The current output is "Gambardella, Matthew", but I need it to be "Galos, Mike".

Answer 1

I want to sort the xml by price, and then pick the author associated with the highest priced book.

FWIW, you can do that with pure XPath, too.

/catalog/book[not(price < /catalog/book/price)]/author

(The predicate reads: "Select any <book> whose <price> is not lower than that of any book.")

This would select <author>Galos, Mike</author> in the sample XML.

Notes

• This expression does not select the highest priced book, but all highest-priced books (i.e., it would select two books if there were two with the same price). Use

  /catalog/book[not(price < /catalog/book/price)][1]/author
  

  to select exactly one matching book (the first one in document order would be selected).

• XPath automatically coerces both operands of a "less/greater than (or equal to)"-type of comparison to numbers. As long as the values of <price> are directly convertible to numbers, the above expression will succeed.

• It must be the inverse logic ("not(lower than any)"), because the opposite ("greater than any") can never be true (whereas "greater than or equal to any" would always be true).
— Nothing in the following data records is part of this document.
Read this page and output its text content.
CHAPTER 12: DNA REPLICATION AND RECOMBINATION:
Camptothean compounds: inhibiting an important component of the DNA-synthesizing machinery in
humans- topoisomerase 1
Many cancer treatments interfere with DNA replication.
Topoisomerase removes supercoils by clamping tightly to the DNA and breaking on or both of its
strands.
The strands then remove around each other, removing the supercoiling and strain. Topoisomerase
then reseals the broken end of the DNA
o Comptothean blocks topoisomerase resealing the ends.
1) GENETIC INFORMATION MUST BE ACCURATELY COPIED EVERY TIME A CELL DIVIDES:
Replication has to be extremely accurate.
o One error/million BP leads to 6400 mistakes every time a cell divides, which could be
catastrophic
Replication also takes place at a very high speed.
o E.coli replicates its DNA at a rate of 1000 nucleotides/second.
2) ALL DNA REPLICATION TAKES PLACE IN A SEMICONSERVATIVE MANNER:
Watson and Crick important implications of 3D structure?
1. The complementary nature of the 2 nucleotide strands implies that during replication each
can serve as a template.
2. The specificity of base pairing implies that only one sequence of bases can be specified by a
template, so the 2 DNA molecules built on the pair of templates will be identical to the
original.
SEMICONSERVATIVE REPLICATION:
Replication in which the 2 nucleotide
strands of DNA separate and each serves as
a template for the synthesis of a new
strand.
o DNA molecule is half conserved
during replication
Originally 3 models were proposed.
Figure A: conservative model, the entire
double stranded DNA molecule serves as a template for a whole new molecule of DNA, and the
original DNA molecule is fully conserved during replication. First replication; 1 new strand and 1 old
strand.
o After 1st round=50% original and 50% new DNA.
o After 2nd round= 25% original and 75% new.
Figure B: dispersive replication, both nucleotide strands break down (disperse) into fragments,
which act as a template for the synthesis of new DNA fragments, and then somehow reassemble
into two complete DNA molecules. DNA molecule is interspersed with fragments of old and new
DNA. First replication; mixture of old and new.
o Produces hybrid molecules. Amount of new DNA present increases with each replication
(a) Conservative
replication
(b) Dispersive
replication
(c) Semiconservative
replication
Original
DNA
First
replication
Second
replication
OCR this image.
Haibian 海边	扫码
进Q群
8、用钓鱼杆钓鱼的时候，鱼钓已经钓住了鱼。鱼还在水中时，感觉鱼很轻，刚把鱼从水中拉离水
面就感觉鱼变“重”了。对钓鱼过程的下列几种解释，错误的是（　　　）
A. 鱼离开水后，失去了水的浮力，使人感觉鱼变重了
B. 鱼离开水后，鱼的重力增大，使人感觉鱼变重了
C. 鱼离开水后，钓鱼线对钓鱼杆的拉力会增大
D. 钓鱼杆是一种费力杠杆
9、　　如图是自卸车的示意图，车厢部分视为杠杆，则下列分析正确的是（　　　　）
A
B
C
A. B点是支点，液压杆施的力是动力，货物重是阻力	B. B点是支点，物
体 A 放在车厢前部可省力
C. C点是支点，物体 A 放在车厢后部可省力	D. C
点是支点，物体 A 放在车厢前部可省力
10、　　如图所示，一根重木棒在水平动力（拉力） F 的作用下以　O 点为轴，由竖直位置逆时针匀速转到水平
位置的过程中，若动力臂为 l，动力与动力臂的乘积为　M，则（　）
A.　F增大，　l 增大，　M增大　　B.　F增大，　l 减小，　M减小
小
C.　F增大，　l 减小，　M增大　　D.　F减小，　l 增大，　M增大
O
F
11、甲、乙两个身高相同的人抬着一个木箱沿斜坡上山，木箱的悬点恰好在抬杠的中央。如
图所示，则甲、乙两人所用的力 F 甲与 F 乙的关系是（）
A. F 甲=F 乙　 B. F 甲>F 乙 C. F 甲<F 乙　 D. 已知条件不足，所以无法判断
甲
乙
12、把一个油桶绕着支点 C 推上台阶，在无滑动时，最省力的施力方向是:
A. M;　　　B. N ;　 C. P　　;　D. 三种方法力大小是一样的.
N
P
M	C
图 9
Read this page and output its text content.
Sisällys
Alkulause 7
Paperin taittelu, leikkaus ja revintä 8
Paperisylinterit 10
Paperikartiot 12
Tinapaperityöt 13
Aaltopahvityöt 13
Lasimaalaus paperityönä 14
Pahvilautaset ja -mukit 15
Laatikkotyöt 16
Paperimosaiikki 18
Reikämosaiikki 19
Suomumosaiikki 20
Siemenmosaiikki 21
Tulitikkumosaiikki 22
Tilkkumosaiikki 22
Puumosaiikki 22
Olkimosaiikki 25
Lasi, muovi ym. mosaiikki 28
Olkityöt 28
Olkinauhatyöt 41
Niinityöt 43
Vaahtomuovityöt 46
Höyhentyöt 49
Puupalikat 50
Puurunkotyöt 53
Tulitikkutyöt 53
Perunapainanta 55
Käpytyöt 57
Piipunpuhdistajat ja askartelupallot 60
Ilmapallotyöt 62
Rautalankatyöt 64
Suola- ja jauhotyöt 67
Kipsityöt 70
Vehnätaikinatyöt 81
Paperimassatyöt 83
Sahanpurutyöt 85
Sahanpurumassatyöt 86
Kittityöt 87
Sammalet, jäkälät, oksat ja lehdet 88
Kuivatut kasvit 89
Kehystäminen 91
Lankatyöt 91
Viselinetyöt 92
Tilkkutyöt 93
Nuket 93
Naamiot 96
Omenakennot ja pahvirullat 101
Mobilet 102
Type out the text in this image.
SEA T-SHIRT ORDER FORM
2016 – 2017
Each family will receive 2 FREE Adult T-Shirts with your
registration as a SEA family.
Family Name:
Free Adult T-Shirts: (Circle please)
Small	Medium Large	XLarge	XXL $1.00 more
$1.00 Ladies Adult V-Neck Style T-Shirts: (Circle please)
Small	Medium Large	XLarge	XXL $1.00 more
• The time complexity of a nodeset1[expression < nodeset2] operations is:
  → O(count(nodeset1) × count(nodeset2)).
  In the above case nodeset1 and nodeset2are identical, so the effective time complexity is:
  → O(n²).
  In other words, it is not the most efficient way to solve this problem (I would say that <xsl:apply-templates> with <xsl:sort> is), but on the other hand - it's a one-liner that might very well be fast enough for you.

Answer 2

you can specify an <xsl:sort> inside apply-templates, like so:

<xsl:template match="/">
    <html>
        <body>
            <xsl:apply-templates select="/catalog/book">
                <xsl:sort select="price" order="descending" data-type="number"/>
            </xsl:apply-templates>
        </body>
   </html>
</xsl:template>

and then in your little 'book' template, use the position() to filter out only the first book node

<xsl:template match="book">
    <xsl:if test="position() = 1">
        <xsl:value-of select="author"/>
        <br/>
        <xsl:value-of select="price"/>
    </xsl:if>
</xsl:template>

Answer 3

you need and to use the position function to only return only the first one:

<xsl:template match="/">
    <html>
        <body>
            <xsl:apply-templates select="/catalog/book">
                <xsl:sort select="price" order="descending" data-type="number"/>
            </xsl:apply-templates>
        </body>
   </html>
</xsl:template>

<xsl:template match="book">
   <xsl:if test="position()=first()">
       <xsl:value-of select="author"/>
   </xsl:if>
</xsl:template>